As the end of August nears, I’m reminded that I have just a few short months left at Wellington. Located as it is high in the North Cascade Mountains, Wellington is only accessible from late June/early July through late October/early November. Given the amount of snowfall in the past few years, we haven’t been able to reach Wellington until July, and we have been done there by the end of October. In just a few short weeks, verdant underbrush will give way to the burnt orange and bright red of fall foliage. Then, the snow will come once again, locking Wellington in an icy cage until the summer thaw.
For those of you not in the know, Wellington is my favorite place in the world. It is my happy place. It is beautiful, peaceful, and undoubtedly haunted. During the summer months, the stars shine brilliantly at night, with millions of points of light never visible from the city. Along with stunning vistas of nearby peaks, the paths are lined with vibrant red castilleja (Indian paintbrush), purple foxglove, orange columbine, and wild strawberries. The air smells clean, and marmots call to one another from behind nearby rock outcroppings. This year, two juvenile barn owls have taken up residence in the forest alongside the snow shed. They converse in eerily screechy voices as the sun goes down.
I’ve written quite a lot here about Wellington since I first visited in 2009. That’s because Wellington is the place that made me believe, once and for all, something happens after we die. It is the site of the worst avalanche disaster in the history of the United States. It is a ghost town in more ways than one.
Every summer, I make multiple visits to Wellington. In the past few months, my focus has been on introducing it to others – walking people through and sharing the history of the location and the haunting. I am blessed to be able to do so, since I believe the ghosts of Wellington want their story shared with as many people as possible. That is what I do, both onsite and off. I tell their story in the best way I know how.
Whenever I visit, I can feel the site reach out to embrace me. It is as if I am wrapped in the arms of old friends. No matter what’s going on in my life, no matter how stressed I am (and the answer this summer is extremely stressed), the second I set foot on that sacred site I am made whole. Everything fades away, and for however long I am there I achieve a state of zen.

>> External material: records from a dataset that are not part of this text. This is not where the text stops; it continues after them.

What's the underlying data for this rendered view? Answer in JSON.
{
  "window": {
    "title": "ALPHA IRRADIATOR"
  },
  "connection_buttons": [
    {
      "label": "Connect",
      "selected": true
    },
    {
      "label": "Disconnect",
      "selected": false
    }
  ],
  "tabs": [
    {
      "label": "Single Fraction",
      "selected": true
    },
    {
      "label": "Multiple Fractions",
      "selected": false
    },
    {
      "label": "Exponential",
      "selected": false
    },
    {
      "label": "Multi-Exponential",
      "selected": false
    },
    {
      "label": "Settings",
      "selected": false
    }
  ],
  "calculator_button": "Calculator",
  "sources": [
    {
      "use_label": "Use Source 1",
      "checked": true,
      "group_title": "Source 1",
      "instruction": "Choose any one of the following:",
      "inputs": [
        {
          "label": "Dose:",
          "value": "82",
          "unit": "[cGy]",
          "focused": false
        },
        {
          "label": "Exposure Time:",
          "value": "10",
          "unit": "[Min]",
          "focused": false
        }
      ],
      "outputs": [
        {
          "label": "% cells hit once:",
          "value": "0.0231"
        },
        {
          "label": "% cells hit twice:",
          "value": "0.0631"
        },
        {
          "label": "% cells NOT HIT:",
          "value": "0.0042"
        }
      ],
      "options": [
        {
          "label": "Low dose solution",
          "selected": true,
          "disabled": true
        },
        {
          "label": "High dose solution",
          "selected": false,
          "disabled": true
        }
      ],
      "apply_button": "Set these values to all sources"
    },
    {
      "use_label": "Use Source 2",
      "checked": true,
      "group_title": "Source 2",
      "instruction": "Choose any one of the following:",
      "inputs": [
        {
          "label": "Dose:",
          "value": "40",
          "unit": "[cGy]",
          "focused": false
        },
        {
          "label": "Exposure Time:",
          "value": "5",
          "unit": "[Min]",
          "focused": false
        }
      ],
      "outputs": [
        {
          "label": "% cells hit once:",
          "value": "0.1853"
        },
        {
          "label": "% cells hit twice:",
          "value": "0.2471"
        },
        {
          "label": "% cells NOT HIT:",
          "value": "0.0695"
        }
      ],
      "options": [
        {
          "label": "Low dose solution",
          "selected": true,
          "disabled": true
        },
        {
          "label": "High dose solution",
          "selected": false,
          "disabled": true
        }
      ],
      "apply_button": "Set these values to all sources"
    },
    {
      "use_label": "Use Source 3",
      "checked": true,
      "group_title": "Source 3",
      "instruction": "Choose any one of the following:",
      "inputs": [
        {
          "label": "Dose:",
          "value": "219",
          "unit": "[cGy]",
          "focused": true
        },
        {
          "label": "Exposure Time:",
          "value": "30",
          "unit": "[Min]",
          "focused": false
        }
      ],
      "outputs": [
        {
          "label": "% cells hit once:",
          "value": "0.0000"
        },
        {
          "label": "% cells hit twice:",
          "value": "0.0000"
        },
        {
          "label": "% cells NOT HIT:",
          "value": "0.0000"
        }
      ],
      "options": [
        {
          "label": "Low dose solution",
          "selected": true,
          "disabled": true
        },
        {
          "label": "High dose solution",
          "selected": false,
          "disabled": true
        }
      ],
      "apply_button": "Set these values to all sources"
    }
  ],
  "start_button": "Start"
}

While Wellington feels familiar and friendly, it still has secrets to reveal. It is as if the town delights in showing me something new every single time I visit. This year, it is the addition of a tall, black, human-shaped mist that steps into my path, slowly fades away, and then re-appears further off in the distance. This apparition beckons, leading me to whatever piece of the story he or she has to tell. Hopefully, it is a story I will know in full before winter sets in once again.
Another new experience is a giant presence called Bear. He stands so close, as if there is no personal space he is willing to let lie between us. He strokes my face and whispers in my ear, “You know me. You know me.” He seems so certain, I have to wonder if what he says is the truth. Perhaps I do. Perhaps in another life, another place, another time, I did know Bear the way he believes I do.
My relationship with Wellington has matured over the past several years. In the initial rush of new acquaintance, it was as if Wellington threw everything it had in an attempt to impress me. Now, it is more subtle yet meaningful. Today, Wellington opens up like a flower, revealing layer after subtle layer of its story.
The fireworks of that first heady summer at Wellington have given way to quieter phenomena. The children still rush to greet me, but now they do it silently, slipping their hand into mine as if to escort me about the site. The voices are quieter now. The touches are gentler. The apparitions are far softer and less defined. Perhaps it is because I no longer need the fireworks to believe, and so Wellington saves those for newcomers who have yet to give in to the town’s charms.
Judging from the people who call and email me, however, Wellington remains up to its old tricks, shocking newcomers with an aggressive and in-your-face campaign. When they return from their visit and inevitably find me somewhere in the ethers of the Internet, those lucky enough to experience Wellington in all her haunted glory write me of loud voices, firm touches, bright lights, and solid apparitions. They are equal parts terrified and intrigued, and they want to share their story. I am happy to listen, overcome with nostalgia for the days when my relationship with Wellington was new, as well, and the town had much to show and tell me so that I would believe and tell others.
I no longer investigate Wellington – I have no need to do so. When I go, my equipment remains either at home or in the car. Instead, I visit old friends. I sit quietly and listen. I walk and watch. And no matter what I see, hear, or experience, I always leave better than I was before I came.